September 30, 2026
The National Flood Insurance Program expires at midnight on September 30, 2026. If Congress does not reauthorize it, the program loses the authority to issue new policies. Existing policies continue until they expire. New policies, renewals, and increases in coverage stop.
4.6 million policies. $1.3 trillion in coverage. 22,700 communities. All dependent on Congress acting by September 30.
The NFIP covers 4.6 million properties across more than 22,700 communities in 56 states and territories, providing nearly $1.3 trillion in coverage. It is the only flood insurance option for most American homeowners because private flood insurance is either unavailable or unaffordable in the highest-risk areas.
40,000 Closings Per Month
Federally backed mortgages in Special Flood Hazard Areas require the borrower to carry flood insurance. Without the NFIP issuing new policies, these mortgages cannot close. The National Association of Realtors estimates that a lapse would freeze approximately 1,300 property sales per day, roughly 40,000 home closings per month.

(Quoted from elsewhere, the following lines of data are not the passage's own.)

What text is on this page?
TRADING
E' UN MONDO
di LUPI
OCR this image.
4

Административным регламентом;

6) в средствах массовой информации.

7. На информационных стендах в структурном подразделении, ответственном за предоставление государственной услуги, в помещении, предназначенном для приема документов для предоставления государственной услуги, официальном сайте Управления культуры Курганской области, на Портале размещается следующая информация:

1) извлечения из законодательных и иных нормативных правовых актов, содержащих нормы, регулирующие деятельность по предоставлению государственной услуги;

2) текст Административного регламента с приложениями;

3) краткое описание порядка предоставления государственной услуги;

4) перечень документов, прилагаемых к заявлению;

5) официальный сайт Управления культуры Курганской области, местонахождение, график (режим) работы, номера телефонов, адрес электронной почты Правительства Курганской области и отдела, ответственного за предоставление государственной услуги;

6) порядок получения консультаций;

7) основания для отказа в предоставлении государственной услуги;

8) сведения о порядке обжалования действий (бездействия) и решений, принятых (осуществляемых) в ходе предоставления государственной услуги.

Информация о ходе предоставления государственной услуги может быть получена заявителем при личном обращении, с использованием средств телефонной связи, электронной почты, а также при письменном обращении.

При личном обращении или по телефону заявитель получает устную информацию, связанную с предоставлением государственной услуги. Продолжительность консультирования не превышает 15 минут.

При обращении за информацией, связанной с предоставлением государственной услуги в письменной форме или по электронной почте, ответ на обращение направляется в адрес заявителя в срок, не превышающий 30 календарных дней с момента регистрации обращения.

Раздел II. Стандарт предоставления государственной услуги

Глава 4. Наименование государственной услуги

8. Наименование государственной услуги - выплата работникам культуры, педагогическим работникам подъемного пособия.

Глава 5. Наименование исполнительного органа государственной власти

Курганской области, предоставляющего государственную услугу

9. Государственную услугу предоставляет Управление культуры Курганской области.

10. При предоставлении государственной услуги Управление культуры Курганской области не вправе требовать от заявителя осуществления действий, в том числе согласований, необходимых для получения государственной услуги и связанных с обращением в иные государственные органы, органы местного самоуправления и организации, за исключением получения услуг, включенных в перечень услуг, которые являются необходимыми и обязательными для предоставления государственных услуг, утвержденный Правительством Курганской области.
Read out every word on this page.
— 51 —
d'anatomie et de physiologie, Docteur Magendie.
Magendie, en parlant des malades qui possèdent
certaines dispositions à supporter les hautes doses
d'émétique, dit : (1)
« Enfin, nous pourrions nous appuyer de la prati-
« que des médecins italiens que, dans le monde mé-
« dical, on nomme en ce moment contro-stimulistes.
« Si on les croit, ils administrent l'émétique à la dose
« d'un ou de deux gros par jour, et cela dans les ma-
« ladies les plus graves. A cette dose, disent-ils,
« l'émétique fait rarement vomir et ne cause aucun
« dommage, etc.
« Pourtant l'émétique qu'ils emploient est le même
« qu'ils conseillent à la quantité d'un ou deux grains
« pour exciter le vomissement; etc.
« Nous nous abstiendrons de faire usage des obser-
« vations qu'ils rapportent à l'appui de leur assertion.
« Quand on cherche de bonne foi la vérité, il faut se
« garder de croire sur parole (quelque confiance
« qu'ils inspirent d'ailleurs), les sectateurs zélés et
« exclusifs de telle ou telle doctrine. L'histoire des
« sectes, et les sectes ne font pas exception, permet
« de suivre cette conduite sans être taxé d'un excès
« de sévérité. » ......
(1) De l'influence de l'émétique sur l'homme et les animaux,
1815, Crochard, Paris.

That is not just flood-zone homeowners. It is the entire real estate market in communities where flood risk exists, which is most of the country. First Street Foundation estimates that 14.6 million properties face substantial flood risk, 68% more than FEMA’s official flood maps show.
The Maps Are Wrong
FEMA flood maps, which determine who must carry flood insurance, are widely recognized as outdated. They do not account for climate-driven changes in rainfall patterns, sea level rise, or urban development that redirects stormwater. Properties outside the official flood zone flood regularly. Properties inside it are mapped based on data that may be decades old.
First Street’s analysis found that the actual number of at-risk properties is 68% higher than FEMA maps indicate. Millions of homeowners who do not know they are at flood risk have no insurance because FEMA’s maps told them they did not need it.
Congress Has Let It Lapse Before
The NFIP has been reauthorized through short-term extensions 31 times since 2017. During previous lapses, new policies stopped, claims processing was delayed, and real estate transactions in flood zones were disrupted. Each lapse was resolved retroactively, but the uncertainty damaged the housing market and left homeowners in limbo.
The program has been operating on temporary extensions rather than a long-term reauthorization for years. Congress has known the expiration date since the last extension. The uncertainty is a policy choice, not a surprise.